The created mini-brain is about the size of a grain of rice, but it has a complex three-dimensional structure and various types of brain cells, especially the `` outer radial glia' ' that are present in the developed brains of humans and human ancestors. The large numbers indicate that the mini-brains are very similar to real human brains.

'Until now, we have been able to create organoids from most human organs, but not from the brain. It's really exciting that we were able to jump this hurdle,' says the researcher. Hans Krevers, professor of medicine at Utrecht University and one of the team members, says:

Below is an image of the mini-brain created by the research team. Stem cells are colored gray, and nerve cells are colored pink to yellow depending on depth.

by Princess Máxima Center, Hubrecht Institute/B Artegiani, D Hendriks, H Clevers

According to the research team, stem cells must be guided to grow into different parts of the brain, whereas tissue removed from the brain can accurately reproduce tissue at a particular stage of development. thing. In addition, mini-brains created from stem cells needed to create a 'scaffold' for the cells to grow, but mini-brains created from brain cells had to create their own '

extracellular matrix' to serve as the scaffold. I was also able to do it.

To create this new mini-brain, the research team sampled brain tissue from a 12- to 15-week gestation fetus, provided by a completely anonymous and unpaid donor. They then grew small pieces of each tissue on plates using nutrients and growth factors. Each sample was constantly shaken during growth to ensure proper chemical exposure.

After four to eight days, the researchers observed that multiple organized three-dimensional structures had formed, which had matured into organoids with a more organized appearance.

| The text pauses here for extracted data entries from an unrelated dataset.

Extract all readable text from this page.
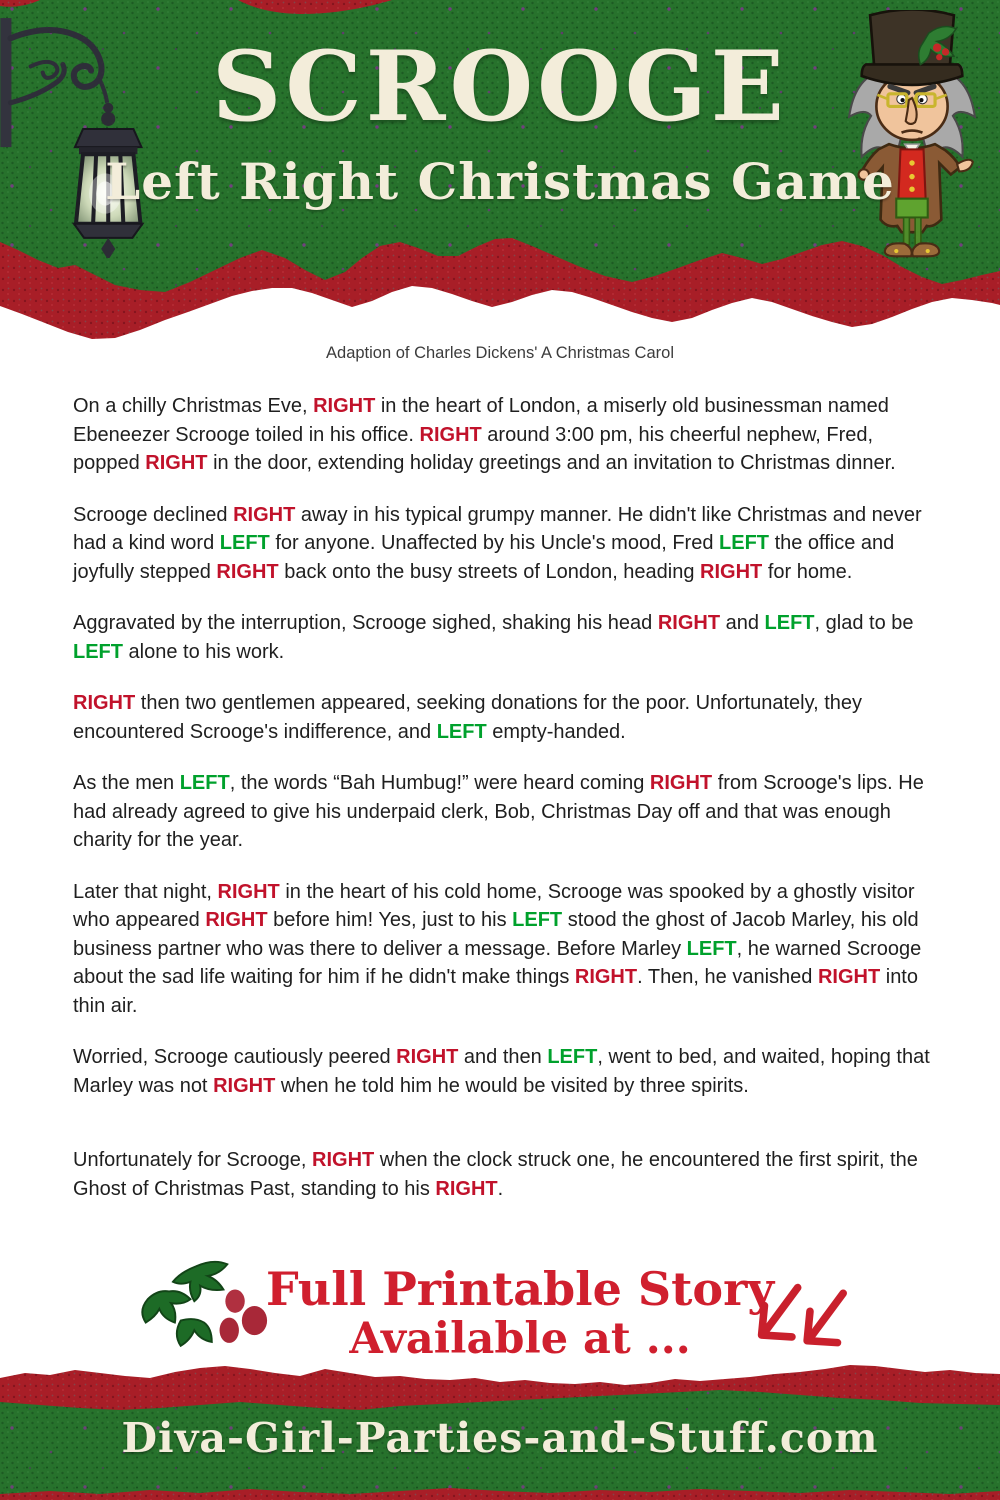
SCROOGE
Left Right Christmas Game
Adaption of Charles Dickens' A Christmas Carol

On a chilly Christmas Eve, RIGHT in the heart of London, a miserly old businessman named Ebeneezer Scrooge toiled in his office. RIGHT around 3:00 pm, his cheerful nephew, Fred, popped RIGHT in the door, extending holiday greetings and an invitation to Christmas dinner.

Scrooge declined RIGHT away in his typical grumpy manner. He didn't like Christmas and never had a kind word LEFT for anyone. Unaffected by his Uncle's mood, Fred LEFT the office and joyfully stepped RIGHT back onto the busy streets of London, heading RIGHT for home.

Aggravated by the interruption, Scrooge sighed, shaking his head RIGHT and LEFT, glad to be LEFT alone to his work.

RIGHT then two gentlemen appeared, seeking donations for the poor. Unfortunately, they encountered Scrooge's indifference, and LEFT empty-handed.

As the men LEFT, the words “Bah Humbug!” were heard coming RIGHT from Scrooge's lips. He had already agreed to give his underpaid clerk, Bob, Christmas Day off and that was enough charity for the year.

Later that night, RIGHT in the heart of his cold home, Scrooge was spooked by a ghostly visitor who appeared RIGHT before him! Yes, just to his LEFT stood the ghost of Jacob Marley, his old business partner who was there to deliver a message. Before Marley LEFT, he warned Scrooge about the sad life waiting for him if he didn't make things RIGHT. Then, he vanished RIGHT into thin air.

Worried, Scrooge cautiously peered RIGHT and then LEFT, went to bed, and waited, hoping that Marley was not RIGHT when he told him he would be visited by three spirits.

Unfortunately for Scrooge, RIGHT when the clock struck one, he encountered the first spirit, the Ghost of Christmas Past, standing to his RIGHT.

Full Printable Story
Available at ...
Diva-Girl-Parties-and-Stuff.com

In order to see if this mini-brain could be applied to brain tumor research, the research team actually deleted TP53 , a tumor suppressor gene, in the mini-brain using gene editing technology CRISPR-Cas9 . After three months, the TP53-defective cells completely outgrew the healthy cells in the minibrains. This means that the defective cells have acquired a growth advantage, a typical characteristic of cancer cells.

In another experiment, minibrains were able to continue growing in a petri dish for more than six months. More importantly, the research team was able to create multiple mini-brains from a single tissue sample. This allows researchers to repeat experiments using the same type of minibrain, increasing the reliability of their research.

The research team plans to pursue the potential of this new mini-brain while carefully discussing with experts the ethical framework for creating organoids using human fetal brain cells.